The AFGC wants the practice stopped, saying it hinders competition in the sector, but trade marks in packaging and Intellectual Property lawyer Sharon Givoni told Food Magazine it may not necessarily be realistic.

“Judges often talk about sailing too close to wind and sometimes there is a fine line between what amounts to copying and passing off and what you can get away with,” she said.

“The four main areas that come into play are trade mark protection like if the product name is too close or look of the packaging shape, copyright protection depending on factors such as the images used on the packaging and misleading and deceptive conduct and passing off, which to some degree relies on there to be consumer confusion.

Givoni explained that in terms of misleading and deceptive conduct being proven, the current laws are somewhat difficult.

“One of the issues with Australia laws is that you need to show that consumers have been or are likely to be misled,” she said.

“Same with passing off – you need to show that one company is passing off the other’s goodwill or reputation.

“In some cases this can be done.

“It comes down to a question of fact, including how bold the brand name is on the packaging and what consumers really think when they are buying the products.

“Do they think that a Coles Brand is really from another source?

“The other thing to bear in mind is sometimes if someone doesn’t protect intellectual property early enough and enforce it for third parties it can become generic in the term that its free to use.”
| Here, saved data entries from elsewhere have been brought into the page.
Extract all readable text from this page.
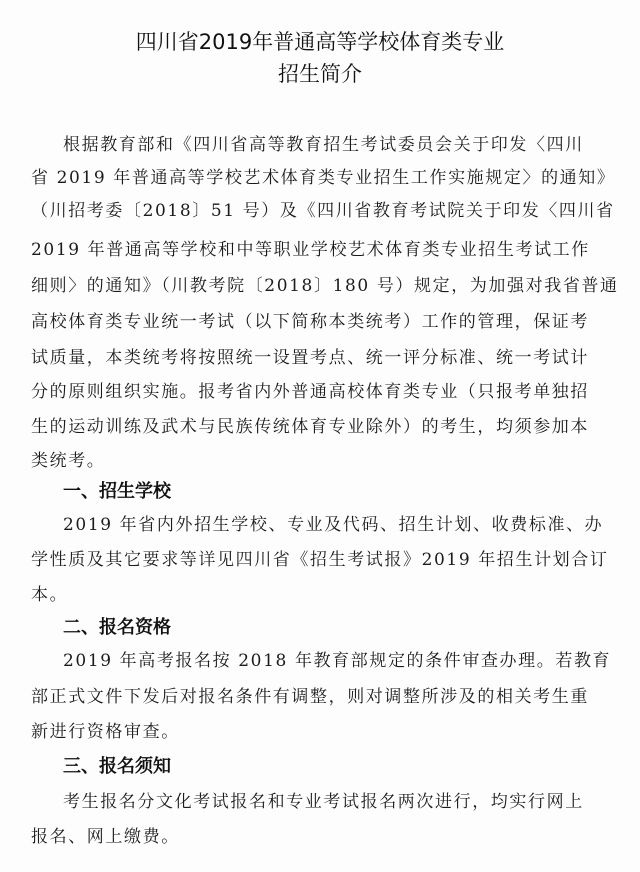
四川省2019年普通高等学校体育类专业
招生简介
根据教育部和《四川省高等教育招生考试委员会关于印发〈四川
省 2019 年普通高等学校艺术体育类专业招生工作实施规定〉的通知》
（川招考委〔2018〕51 号）及《四川省教育考试院关于印发〈四川省
2019 年普通高等学校和中等职业学校艺术体育类专业招生考试工作
细则〉的通知》（川教考院〔2018〕180 号）规定，为加强对我省普通
高校体育类专业统一考试（以下简称本类统考）工作的管理，保证考
试质量，本类统考将按照统一设置考点、统一评分标准、统一考试计
分的原则组织实施。报考省内外普通高校体育类专业（只报考单独招
生的运动训练及武术与民族传统体育专业除外）的考生，均须参加本
类统考。
一、招生学校
2019 年省内外招生学校、专业及代码、招生计划、收费标准、办
学性质及其它要求等详见四川省《招生考试报》2019 年招生计划合订
本。
二、报名资格
2019 年高考报名按 2018 年教育部规定的条件审查办理。若教育
部正式文件下发后对报名条件有调整，则对调整所涉及的相关考生重
新进行资格审查。
三、报名须知
考生报名分文化考试报名和专业考试报名两次进行，均实行网上
报名、网上缴费。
And it would not be an easy task, she said, to prove consumers were being confused by packaging.

“Whether they are confused is a concept of fact,” she told Food Magazine.

“Because if they’re not confused, it is skirting very close to the edge, but unless can pin them down for a legal issue like passing off, it would be hard to make a case.

The other important thing to bear in mind is that copyright might also apply if what is copied is the graphic elements of the packaging, Givoni explained.

Last week National President of the Australian Institute of Packaging, Pierre Pienaar told Food Magazine weighed in on the debate, telling Food Magazine that from a packaging perspective, the decision to have similar bottles or designs is actually not a bad move.

“I view it very differently from most others in terms of whether it’s been a deliberate ploy,” he said.

Pienaar explained that when manufacturing packaging products, there are ways for companies to make it cheaper and easier, by adapting to the sizes and materials already used.

“From a supply chain perspective, what they’ve done is absolutely the right thing, because if something is similar it doesn’t impact your secondary and tertiary packaging, it is all harmonised.”

He said the suggestions of a Supermarket Ombudsman to oversee the issue, as suggested by the AFGC, would be unnecessary, a position Givoni shares.

“I don’t real see how it’s relevant at all, given we’re talking about private businesses,” she told Food Magazine.

“A Supermarket Ombudsman could oversee the issue, but this would not change what the state of the law is”.

"However, it could encourage better practices and if so that would be a positive thing," she said.

“With more items entering shelves every day, it is a cut throat and ever competitive market."